GMOD / sars-cov-2-jbrowse

Repo for storing dockerfile and config for a coronavirus genome browser
MIT License
1 stars 2 forks source link

Provide raw data and scripts #2

Open jszinger opened 4 years ago

jszinger commented 4 years ago

Please provide links to the raw data and the scripts necessary to format them for JBrowse. I would like to set up my own instance using data of known provenance and a proven chain of custody. Pulling prefomatted data from the cloud does not meet this requirement.

scottcain commented 4 years ago

Hi @jszinger ,

I'm guessing you're referring to the SRA tracks: the raw data for each track can be obtained by following the link in the "about this track" dialog box, which you get from mousing over the track label and clicking on menu down triangle. Also mentioned in the "about" box is a link to the analysis performed by the Galaxy people, from whom I got the VCF files. While the url is to the top level of the analysis repo, you can get more information about the variant analysis by digging a few directories down to the variant readme: https://github.com/galaxyproject/SARS-CoV-2/blob/master/genomics/4-Variation/README.md

The only thing I did to the VCF files after getting them from the Galaxy folks was to change the name of the reference sequence (in Galaxy they used "NC_045512" in JBrowse I used "NC045512.2") and then filter out variants with a frequency of less than 1%, which I did with a simple perl one liner: `perl -ni.bak -e 'if ($=~/^NC045512.2/ and $=~/AF=0.00/) {next;} else {print;}' *.vcf` and then bgzip and tabix index them so JBrowse could read them.

Is that what you're looking for? Scott

jszinger commented 4 years ago

I'm actually asking about the other tracks: CDS, Genes, primers and multi alignment. For example, there's a bunch of processing that needs to happen to https://www.ncbi.nlm.nih.gov/nuccore/NC_045512 before it can be displayed by JBrowse---I wish to know the details of retreival and processing.

Thanks, Jim

scottcain commented 4 years ago

Ah, OK. The data processing for that is relatively straight forward. It would require getting the fasta and GFF files for NC_045512 from the page you linked to by clicking on the "send to" link, and selecting complete record, file for the destination, and then selecting FASTA and GFF3 from the drop down menu for format.

Once you have the files, you first run bin/prepare-refseqs.pl --fasta <name of fasta file> in the jbrowse directory (that you either got by downloading from jbrowse.org or doing a git clone https://github.com/GMOD/jbrowse.git and followed the build instructions, that basically boil down to running ./setup.sh). That creates the "reference sequence" track in JBrowse.

Then you can process data from the GFF3 file to get tracks for genes and CDS. The command generally looks like bin/flatfile-to-json.pl --gff <filename> --type <gene or CDS> --trackType CanvasFeatures --key <genes or CDS> --label <genes or CDS> This command generates a set of json files that JBrowse uses to display the gene and CDS tracks. Display changes I made that are the defaults (like stealing the color scheme for the CDS features from NextStrain) are encoded in the trackList.json file. (The trackList.json file is created when you run the prepare-refseqs script and is added to when you run flatfile-to-json.)

The primers tracks resulted from me "scraping" the primer sequences from the linked resources and using the "Add sequence search track" for each primer sequence so that I could identify the coordinates and writing a GFF3 file by hand and processing it with flatfile-to-json similar to above. The primers.gff file in this repo is the result of those searches.

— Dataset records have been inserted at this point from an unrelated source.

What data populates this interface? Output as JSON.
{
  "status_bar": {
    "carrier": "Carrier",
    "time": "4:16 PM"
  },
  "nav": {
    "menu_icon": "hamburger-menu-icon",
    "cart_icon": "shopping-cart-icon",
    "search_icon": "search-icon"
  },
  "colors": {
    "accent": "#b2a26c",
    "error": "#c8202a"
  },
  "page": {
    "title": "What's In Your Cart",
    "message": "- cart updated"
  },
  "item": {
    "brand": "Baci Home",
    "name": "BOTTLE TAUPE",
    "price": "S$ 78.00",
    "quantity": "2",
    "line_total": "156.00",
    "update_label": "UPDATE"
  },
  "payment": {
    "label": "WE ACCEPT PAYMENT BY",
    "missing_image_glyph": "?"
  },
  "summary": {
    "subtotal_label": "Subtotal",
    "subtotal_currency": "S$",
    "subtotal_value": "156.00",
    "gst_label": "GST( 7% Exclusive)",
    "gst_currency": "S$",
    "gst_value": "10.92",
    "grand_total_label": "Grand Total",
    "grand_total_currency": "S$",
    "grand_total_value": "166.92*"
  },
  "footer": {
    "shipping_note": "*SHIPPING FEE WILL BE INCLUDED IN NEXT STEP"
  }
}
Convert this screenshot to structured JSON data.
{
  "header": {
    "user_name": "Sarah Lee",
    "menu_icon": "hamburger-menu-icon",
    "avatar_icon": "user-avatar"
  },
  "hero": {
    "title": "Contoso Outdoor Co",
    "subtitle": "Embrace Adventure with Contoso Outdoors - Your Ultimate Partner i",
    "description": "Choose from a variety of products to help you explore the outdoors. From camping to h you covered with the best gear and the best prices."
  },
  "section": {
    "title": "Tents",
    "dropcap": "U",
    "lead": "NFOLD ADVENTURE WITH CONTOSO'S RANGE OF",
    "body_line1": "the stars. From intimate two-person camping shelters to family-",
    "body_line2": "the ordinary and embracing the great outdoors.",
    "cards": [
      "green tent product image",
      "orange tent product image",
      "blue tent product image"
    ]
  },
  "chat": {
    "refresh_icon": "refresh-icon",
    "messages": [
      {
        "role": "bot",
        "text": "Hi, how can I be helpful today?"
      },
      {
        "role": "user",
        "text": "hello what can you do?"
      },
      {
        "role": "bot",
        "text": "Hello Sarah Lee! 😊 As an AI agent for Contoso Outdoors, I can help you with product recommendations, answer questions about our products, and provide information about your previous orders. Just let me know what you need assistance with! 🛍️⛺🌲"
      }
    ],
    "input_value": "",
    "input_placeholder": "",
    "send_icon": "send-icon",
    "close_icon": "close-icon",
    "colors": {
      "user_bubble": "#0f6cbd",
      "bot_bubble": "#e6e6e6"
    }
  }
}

The multialignment track I know I little bit less about: The BED file I used was created by @cmdcolin and I just grabbed the data. I know that it was fairly straight forward, using data obtained from GenBank for all SARS-CoV-2 sequences and then downloading them as a multialignment fasta file and then processing into a BED file that is then tabix indexed. Yes, that feels a little hand-wavy; perhaps @cmdcolin can fill in a little bit of detail if you like. I added the track configuration for this track to the trackList.json file by hand.

This is a fairly brief overview but should do the job of letting you know how the data were processed. If you want to do something similar, please feel free to email the JBrowse mailing list at gmod-ajax@lists.sourceforge.net or hit us up in Gitter: https://gitter.im/GMOD/jbrowse

scottcain commented 4 years ago

@jszinger ,

If you feel like the above descriptions are adequate, let me know and I can add them to the "about this track" for each track where it makes sense.